At a visit to McKay's this past weekend, Connie found three volumes of a bible printed in Braille. I've only been to McKay's a handful of times, but each time I've always managed to find something interesting there. These Braille bibles printed by the Braille Bible Foundation are so far the most interesting and unique thing we've found there.
Neither of us had ever seen an entire book printed in just Braille. I've seen signs and elevator buttons with Braille on them, but never an entire book of Braille.
The books use a pretty heavy weight paper, similar to construction paper. The volumes we found were in pretty good condition and didn't look like they had been used much at all.
One thing I thought was interesting was that both sides of the page were printed/embossed. Making sure the raised dots on one side don't mess up the dots on the other side must take some careful aligning in the printing process. The Wikipedia entry on Braille refers to the process as "interpoint". I can't really "read" Braille, but I think it's pretty neat to run my fingers across the raised dots and feel the different patterns.

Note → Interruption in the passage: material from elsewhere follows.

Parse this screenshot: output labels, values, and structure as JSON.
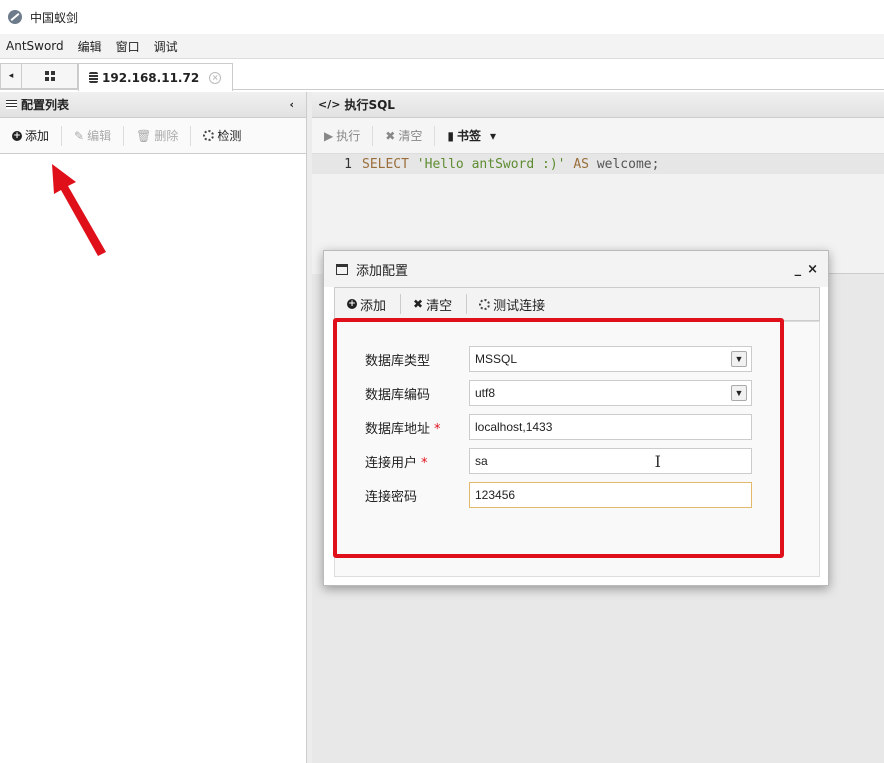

Connie decided we needed to purchase the volumes because of the note printed on the front page:
Please do not destroy this Braille book
Braille is very expensive to produce. If this volume is no longer needed please return it to the Braille Bible Foundation. It may be returned free of postal charges by writing "Free Matter for the Blind" on the upper right-hand corner of the carton.
Didn't know that USPS would deliver material for the blind for free. Good to know.
We decided that rather than leave the volumes sitting on the shelf at McKay's, we'd buy them and ship them back to the Braille Bible Foundation. Hopefully when they go back they'll get put back to use.